Sorry I haven't updated lately but been busy with hospital appointments left right and centre.

yesterday he had his usual Wednesday OT session and threw a huge paddy b/c he didn't want to do something that was required of him. His OT tried calming him down but on those 3 occasions, gave up and said 'Fine, when you are ready to do it, I'll come back to you but until then, you stay there!'. T didn't like this and each time she did it, he'd scream even more, lashed out and threw things that were near him. There are 3 other children, 3 other Mum's and all the OT's. To make matters worse, his class teacher sat in on the session yesterday too. Oops!
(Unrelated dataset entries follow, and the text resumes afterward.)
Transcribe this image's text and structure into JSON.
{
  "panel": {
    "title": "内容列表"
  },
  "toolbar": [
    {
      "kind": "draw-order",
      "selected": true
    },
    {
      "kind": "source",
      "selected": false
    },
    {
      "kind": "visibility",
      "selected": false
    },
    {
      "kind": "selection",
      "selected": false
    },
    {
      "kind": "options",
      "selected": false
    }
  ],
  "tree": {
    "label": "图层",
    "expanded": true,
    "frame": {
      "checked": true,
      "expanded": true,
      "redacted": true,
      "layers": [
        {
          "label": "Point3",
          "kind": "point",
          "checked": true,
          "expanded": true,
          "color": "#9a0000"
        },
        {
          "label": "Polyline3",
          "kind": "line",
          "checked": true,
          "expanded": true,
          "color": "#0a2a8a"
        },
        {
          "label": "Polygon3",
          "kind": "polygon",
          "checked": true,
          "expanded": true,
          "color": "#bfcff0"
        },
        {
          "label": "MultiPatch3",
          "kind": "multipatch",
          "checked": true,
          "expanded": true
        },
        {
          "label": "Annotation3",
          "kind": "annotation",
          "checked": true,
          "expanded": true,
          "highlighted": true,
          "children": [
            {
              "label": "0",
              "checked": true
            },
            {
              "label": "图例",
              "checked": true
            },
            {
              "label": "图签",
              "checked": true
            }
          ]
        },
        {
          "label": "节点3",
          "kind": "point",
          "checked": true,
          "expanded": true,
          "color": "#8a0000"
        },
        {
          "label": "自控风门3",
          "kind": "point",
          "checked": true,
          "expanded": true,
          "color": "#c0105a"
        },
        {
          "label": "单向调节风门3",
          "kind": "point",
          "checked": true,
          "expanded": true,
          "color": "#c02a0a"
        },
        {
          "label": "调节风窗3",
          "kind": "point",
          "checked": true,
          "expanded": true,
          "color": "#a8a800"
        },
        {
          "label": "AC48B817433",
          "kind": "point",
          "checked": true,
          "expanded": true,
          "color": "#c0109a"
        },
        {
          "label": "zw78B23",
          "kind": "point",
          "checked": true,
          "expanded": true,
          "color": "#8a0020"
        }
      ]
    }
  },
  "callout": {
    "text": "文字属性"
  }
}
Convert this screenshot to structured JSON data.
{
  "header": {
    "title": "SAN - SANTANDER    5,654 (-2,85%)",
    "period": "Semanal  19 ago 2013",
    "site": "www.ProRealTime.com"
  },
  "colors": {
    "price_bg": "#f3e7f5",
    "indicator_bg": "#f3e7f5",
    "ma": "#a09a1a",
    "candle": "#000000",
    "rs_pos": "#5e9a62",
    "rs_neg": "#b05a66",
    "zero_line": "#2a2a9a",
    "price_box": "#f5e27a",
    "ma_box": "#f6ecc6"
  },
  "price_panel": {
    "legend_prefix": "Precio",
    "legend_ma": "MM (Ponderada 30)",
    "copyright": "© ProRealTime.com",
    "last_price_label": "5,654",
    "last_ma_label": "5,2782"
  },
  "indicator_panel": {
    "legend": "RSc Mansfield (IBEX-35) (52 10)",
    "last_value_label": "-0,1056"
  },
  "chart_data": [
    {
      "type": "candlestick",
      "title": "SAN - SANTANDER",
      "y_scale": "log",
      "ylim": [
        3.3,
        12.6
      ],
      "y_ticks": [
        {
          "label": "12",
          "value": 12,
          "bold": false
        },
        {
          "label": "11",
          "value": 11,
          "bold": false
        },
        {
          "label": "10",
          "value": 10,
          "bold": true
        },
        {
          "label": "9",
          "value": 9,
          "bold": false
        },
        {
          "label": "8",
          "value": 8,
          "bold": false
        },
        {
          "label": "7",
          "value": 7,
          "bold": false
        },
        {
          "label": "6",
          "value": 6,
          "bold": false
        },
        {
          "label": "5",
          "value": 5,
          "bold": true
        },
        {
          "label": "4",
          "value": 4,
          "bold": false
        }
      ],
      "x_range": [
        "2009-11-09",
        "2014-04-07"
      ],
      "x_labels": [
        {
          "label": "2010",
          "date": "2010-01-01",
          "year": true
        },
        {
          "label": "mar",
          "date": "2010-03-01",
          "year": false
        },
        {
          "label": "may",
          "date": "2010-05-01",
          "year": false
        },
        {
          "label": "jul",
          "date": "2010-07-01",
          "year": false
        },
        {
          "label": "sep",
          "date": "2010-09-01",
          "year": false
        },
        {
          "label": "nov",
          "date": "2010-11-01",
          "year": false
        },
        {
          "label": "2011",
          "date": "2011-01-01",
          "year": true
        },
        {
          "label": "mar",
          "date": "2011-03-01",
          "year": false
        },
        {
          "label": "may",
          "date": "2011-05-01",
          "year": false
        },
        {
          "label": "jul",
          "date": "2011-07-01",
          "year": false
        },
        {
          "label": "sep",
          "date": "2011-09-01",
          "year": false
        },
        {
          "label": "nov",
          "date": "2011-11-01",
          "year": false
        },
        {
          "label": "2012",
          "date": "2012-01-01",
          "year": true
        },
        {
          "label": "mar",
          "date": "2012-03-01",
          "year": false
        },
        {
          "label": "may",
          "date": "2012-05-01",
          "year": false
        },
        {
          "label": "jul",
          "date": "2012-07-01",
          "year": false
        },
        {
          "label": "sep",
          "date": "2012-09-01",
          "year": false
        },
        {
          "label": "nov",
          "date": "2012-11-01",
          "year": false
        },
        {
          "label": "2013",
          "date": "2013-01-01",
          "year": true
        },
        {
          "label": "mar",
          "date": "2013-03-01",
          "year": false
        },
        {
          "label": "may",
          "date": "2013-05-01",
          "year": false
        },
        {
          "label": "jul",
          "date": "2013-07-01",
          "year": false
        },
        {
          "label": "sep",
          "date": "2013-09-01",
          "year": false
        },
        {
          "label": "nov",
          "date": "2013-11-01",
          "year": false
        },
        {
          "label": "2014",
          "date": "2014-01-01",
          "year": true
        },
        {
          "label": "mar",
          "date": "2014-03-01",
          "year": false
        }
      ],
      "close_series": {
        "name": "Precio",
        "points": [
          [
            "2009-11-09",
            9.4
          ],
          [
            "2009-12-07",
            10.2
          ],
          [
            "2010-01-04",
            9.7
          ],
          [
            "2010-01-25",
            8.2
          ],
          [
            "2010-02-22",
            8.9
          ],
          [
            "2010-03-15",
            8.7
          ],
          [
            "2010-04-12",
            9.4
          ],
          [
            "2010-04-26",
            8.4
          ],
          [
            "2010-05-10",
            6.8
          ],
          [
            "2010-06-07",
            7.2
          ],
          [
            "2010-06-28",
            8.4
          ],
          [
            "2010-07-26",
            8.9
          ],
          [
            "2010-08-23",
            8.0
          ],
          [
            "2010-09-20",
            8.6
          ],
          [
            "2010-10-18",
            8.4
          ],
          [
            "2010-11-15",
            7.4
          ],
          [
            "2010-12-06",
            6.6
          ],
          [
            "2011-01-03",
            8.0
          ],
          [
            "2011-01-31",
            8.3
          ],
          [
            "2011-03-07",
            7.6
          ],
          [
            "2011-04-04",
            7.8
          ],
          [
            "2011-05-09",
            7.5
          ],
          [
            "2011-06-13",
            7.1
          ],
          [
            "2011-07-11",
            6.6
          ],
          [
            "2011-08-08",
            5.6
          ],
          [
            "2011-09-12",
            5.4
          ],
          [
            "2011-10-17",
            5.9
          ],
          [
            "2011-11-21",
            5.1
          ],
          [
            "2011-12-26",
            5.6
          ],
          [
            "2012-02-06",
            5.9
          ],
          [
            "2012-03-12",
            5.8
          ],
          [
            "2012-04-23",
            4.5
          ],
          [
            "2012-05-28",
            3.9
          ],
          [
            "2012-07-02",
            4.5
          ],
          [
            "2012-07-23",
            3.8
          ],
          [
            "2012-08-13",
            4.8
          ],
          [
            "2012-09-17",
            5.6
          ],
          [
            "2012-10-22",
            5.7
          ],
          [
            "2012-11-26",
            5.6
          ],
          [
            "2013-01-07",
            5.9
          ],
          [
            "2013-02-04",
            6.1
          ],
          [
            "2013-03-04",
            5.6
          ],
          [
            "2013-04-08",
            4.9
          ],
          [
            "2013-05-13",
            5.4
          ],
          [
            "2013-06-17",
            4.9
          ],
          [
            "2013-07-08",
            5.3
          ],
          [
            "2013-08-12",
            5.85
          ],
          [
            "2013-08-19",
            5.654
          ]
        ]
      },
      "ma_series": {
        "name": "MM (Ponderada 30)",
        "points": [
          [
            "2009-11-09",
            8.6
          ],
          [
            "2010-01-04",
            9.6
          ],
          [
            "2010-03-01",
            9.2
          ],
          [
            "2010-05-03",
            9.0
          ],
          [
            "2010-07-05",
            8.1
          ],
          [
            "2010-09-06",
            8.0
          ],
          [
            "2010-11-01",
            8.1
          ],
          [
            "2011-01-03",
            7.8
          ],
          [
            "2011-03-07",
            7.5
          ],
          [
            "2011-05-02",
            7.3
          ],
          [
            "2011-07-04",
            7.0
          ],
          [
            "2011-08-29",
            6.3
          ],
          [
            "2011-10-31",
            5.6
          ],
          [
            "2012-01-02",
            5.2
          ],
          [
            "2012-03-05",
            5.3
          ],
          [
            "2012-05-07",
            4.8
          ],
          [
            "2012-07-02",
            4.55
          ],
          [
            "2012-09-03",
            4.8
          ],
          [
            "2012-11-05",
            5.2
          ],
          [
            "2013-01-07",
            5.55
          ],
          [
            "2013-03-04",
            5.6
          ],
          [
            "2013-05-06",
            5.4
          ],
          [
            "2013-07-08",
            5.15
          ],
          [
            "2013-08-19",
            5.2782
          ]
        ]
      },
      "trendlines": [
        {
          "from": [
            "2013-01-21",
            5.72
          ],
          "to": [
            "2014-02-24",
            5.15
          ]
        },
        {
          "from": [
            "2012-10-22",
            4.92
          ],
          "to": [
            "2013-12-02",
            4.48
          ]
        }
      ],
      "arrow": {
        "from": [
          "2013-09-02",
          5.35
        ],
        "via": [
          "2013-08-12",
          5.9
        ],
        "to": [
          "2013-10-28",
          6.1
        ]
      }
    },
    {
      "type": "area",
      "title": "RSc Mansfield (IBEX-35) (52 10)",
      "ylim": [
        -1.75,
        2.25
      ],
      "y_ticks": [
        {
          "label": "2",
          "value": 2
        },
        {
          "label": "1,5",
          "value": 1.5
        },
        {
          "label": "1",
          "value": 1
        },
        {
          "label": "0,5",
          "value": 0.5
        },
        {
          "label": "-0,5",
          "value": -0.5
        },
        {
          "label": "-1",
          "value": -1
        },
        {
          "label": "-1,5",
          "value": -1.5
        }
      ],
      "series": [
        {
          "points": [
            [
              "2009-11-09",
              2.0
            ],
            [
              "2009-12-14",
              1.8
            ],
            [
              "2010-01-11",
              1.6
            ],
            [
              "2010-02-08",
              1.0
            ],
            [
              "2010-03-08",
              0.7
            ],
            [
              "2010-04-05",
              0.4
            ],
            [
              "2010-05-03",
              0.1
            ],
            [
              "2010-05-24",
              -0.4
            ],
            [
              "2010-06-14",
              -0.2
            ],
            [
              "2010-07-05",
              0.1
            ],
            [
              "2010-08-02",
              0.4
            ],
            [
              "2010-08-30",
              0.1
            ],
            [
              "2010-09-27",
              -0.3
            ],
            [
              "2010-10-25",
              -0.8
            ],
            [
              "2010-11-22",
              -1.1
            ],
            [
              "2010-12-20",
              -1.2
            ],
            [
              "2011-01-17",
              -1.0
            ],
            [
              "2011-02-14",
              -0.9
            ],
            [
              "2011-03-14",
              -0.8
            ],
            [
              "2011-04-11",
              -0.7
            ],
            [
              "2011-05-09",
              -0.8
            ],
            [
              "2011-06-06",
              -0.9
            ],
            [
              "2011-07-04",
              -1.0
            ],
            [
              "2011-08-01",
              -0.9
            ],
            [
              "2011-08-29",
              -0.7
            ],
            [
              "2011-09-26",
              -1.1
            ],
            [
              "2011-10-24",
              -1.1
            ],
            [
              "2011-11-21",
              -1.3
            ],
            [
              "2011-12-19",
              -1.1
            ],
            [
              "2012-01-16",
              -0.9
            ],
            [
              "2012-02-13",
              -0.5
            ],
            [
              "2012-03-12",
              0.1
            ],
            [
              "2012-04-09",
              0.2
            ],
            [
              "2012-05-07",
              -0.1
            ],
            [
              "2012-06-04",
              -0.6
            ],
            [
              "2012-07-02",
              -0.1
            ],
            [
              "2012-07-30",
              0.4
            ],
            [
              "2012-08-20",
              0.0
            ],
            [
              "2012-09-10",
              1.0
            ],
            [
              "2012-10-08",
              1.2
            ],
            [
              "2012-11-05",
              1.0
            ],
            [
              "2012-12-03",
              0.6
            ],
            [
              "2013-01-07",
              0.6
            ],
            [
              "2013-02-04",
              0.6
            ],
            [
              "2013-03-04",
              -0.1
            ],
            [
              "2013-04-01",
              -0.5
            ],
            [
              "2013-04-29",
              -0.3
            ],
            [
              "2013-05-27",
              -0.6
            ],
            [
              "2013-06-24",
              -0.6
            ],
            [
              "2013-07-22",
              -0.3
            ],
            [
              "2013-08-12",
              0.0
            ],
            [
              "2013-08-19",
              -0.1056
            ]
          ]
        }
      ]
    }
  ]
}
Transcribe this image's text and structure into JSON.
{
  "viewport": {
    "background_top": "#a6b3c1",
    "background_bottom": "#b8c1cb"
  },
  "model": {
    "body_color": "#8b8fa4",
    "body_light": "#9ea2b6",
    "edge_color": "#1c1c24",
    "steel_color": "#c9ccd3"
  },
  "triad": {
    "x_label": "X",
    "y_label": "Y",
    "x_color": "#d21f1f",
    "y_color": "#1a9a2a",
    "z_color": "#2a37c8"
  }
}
He continued to escalate so i had to physically grab hold of him and drag him from the room kicking and screaming to calm him down. There was no way he was going to calm down by himself had I not removed him from the situation. He finally calmed down and did the re-entered the room but not before I went in first to ask the others not to laugh or clap when he went in. (he hates laughing and clapping). Next weeks session is the final one though, thank goodness and then on Thursday I go back alone for a sum up of what the OT's have found he has difficulty with etc etc.

Went shopping lastnight and he played up again, he was fine and well behaved and then it's as if someone took over him b/c he switched into someone totally different. Neither he nor Mum here were very happy but once home, he calmed down and went to bed. :)

 

All in all, apart from these, it's been ok. I have my old head back on me now so am able to cope and back to me normal self. :D It just gets to me every now and then when I cope for sooo long with everything going on and then T'll blow bigtime and I calapse right along with him, hense what this post was.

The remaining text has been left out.